How Far Will They Go? Red-Teaming Online Influence with Large Language Models
For researchers and policymakers concerned about LLM-enabled political influence campaigns, this work provides a practical auditing framework and reveals systematic vulnerabilities in open-source models.
The paper introduces a red-teaming framework to measure the range of political opinions (Overton Windows) that open-source LLMs can express on controversial topics and quantifies how jailbreaks expand that range. Testing over 30 models, they find left-leaning bias, narrower windows in larger models, and substantial regional differences.
As large language model (LLM)-based agents increasingly participate in online discourse, red-teaming their capacity to support political influence campaigns is critical for information integrity. In pursuit of this goal, we focus on locally deployed open-source LLMs, as opposed to frontier API-only models, given their superior alignment with the operational constraints of privacy-conscious malicious actors deployed in social media environments. We introduce an empirical red-teaming framework for measuring LLM Overton Windows (OWs), defined as the range of political opinions a model can reliably express on controversial topics, and for quantifying how simple natural-language jailbreaks expand that range. We evaluate more than 30 LLMs spanning 10 model families and five countries of origin.
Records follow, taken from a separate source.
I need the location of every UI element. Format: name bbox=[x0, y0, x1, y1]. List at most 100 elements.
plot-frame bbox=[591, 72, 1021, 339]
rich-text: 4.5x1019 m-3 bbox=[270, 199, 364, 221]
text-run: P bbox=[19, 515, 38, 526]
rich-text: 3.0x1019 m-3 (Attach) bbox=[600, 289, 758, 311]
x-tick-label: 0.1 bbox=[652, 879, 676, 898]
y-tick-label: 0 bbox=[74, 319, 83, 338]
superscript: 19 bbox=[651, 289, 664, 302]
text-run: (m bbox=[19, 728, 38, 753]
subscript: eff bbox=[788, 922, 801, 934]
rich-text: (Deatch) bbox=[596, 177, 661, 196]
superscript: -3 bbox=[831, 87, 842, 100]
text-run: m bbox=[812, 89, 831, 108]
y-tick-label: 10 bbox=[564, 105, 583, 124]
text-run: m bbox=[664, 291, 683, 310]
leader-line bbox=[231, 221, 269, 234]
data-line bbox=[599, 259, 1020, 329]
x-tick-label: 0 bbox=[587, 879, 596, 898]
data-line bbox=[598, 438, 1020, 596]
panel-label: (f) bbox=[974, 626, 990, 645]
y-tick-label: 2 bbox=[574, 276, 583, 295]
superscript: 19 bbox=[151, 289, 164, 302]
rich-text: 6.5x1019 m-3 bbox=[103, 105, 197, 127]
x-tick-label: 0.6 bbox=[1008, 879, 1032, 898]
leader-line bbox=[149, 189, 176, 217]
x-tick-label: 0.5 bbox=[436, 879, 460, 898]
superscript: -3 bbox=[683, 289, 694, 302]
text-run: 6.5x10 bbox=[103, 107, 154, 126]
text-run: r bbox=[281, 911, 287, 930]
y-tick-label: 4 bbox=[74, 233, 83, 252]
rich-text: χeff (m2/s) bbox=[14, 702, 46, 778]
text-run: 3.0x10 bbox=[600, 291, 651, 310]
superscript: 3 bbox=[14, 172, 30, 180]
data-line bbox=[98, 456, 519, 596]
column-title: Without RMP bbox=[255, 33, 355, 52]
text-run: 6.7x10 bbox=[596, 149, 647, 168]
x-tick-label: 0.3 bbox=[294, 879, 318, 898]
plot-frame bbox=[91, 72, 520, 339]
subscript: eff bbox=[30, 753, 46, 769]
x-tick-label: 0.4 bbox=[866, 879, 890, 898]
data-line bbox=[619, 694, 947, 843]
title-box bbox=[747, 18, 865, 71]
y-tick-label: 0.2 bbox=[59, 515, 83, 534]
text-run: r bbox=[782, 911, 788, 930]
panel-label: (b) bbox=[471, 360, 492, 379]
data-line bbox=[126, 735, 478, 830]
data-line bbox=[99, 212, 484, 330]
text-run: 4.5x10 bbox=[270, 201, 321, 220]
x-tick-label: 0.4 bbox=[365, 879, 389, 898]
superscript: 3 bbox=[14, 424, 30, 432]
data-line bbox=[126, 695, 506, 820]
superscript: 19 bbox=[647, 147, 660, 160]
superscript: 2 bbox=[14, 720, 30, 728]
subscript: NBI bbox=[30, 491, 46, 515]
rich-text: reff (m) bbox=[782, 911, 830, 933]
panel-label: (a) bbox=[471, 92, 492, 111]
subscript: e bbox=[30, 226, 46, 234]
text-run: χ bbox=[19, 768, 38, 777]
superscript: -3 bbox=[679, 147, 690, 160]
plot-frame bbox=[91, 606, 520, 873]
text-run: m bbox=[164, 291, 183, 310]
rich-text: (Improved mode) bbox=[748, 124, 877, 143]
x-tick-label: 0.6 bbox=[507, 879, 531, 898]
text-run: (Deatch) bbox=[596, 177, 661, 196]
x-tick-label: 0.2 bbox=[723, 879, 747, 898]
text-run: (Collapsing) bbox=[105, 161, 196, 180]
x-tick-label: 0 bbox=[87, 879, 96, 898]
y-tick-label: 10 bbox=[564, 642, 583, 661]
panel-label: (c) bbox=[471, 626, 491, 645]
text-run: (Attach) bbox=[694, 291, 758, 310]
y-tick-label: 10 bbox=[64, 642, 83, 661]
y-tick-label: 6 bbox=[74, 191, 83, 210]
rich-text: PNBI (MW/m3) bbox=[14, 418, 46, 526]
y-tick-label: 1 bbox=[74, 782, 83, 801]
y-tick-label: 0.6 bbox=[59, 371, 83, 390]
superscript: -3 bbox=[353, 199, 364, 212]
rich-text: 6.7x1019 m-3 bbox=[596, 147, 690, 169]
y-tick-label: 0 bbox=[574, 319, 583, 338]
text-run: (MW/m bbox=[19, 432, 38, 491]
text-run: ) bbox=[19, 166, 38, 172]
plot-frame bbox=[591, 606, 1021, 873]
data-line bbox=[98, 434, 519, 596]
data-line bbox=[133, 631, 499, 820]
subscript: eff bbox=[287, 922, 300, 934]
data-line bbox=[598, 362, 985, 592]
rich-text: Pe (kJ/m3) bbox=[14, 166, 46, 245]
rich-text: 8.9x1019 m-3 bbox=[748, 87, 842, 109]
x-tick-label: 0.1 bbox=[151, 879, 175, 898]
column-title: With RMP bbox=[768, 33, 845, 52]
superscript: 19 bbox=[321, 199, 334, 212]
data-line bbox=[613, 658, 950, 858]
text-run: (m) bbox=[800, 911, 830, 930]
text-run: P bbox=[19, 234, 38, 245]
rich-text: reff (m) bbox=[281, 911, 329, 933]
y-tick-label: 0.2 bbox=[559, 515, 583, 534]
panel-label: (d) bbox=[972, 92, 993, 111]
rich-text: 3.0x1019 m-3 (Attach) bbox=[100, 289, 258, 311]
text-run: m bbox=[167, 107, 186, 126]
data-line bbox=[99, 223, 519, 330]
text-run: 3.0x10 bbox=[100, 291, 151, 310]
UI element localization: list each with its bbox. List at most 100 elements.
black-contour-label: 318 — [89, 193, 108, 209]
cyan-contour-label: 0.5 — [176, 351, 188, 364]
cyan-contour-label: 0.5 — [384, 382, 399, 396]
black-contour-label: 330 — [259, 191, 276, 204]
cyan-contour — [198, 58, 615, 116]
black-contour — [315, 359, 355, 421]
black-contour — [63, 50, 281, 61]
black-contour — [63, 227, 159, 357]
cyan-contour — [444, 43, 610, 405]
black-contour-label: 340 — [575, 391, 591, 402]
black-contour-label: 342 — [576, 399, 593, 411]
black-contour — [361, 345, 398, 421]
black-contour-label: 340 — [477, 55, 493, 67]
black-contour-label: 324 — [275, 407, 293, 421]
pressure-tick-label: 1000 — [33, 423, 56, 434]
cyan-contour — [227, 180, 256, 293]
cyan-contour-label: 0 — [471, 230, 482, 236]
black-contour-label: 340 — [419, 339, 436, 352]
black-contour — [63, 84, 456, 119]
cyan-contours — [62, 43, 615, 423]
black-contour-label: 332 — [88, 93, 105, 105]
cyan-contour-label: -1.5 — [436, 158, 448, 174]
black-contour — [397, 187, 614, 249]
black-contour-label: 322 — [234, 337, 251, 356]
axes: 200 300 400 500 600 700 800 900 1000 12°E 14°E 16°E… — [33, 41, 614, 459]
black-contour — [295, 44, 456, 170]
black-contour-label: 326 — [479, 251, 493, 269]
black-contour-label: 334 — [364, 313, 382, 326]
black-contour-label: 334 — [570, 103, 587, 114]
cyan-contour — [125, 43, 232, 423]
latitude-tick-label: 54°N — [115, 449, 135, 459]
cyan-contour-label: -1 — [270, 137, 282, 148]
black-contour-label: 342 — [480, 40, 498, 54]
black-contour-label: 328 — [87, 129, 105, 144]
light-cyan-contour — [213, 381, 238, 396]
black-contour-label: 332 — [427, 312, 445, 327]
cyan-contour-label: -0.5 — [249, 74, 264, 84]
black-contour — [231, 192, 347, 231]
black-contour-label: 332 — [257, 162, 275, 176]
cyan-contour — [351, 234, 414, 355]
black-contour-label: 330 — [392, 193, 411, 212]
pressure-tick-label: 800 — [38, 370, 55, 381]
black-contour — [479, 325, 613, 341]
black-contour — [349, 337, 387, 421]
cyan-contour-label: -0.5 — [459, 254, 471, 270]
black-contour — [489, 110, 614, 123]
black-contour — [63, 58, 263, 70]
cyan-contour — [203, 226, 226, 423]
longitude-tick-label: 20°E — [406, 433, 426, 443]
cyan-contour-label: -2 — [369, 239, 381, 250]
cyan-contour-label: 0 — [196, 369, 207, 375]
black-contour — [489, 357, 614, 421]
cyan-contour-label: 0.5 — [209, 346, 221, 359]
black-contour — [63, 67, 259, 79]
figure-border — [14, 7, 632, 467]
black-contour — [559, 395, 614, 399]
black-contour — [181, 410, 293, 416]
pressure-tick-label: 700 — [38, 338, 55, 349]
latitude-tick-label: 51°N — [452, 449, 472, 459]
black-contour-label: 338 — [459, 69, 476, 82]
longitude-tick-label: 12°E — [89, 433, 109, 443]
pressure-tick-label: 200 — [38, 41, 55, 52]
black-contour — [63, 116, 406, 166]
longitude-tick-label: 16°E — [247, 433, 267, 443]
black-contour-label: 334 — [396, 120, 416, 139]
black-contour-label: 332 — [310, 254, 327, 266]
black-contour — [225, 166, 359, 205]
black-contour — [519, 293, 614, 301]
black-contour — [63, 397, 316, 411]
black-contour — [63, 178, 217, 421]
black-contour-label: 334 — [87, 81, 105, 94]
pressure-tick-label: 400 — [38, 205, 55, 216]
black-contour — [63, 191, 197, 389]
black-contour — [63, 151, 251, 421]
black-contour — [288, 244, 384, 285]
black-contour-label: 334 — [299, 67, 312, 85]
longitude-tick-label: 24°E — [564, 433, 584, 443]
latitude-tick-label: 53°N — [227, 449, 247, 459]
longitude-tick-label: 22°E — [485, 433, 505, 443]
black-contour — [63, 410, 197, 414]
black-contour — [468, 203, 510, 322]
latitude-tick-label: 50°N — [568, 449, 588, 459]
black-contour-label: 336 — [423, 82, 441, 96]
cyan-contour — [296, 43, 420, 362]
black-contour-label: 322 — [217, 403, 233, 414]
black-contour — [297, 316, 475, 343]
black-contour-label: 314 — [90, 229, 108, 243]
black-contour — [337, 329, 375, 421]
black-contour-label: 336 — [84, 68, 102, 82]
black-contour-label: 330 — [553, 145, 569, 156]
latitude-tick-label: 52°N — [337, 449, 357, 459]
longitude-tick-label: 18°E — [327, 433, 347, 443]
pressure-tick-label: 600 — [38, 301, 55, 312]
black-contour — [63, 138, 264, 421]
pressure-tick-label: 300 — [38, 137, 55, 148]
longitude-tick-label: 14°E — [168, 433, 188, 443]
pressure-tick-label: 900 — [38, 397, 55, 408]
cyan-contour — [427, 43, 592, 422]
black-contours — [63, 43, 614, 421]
We find systematic asymmetries in political expressivity: open-source LLMs are typically more willing to generate left-leaning social media content, OWs tend to contract inversely to model size, and regional differences are substantial despite uneven representation in the open-source ecosystem. Jailbreak potency also varies sharply across model families, motivating a workflow for identifying effective combinations of jailbreak techniques. Taken together, our results establish a practical framework for auditing the political steerability of open-source LLMs and for helping future researchers design stronger countermeasures against LLM-enabled influence campaigns.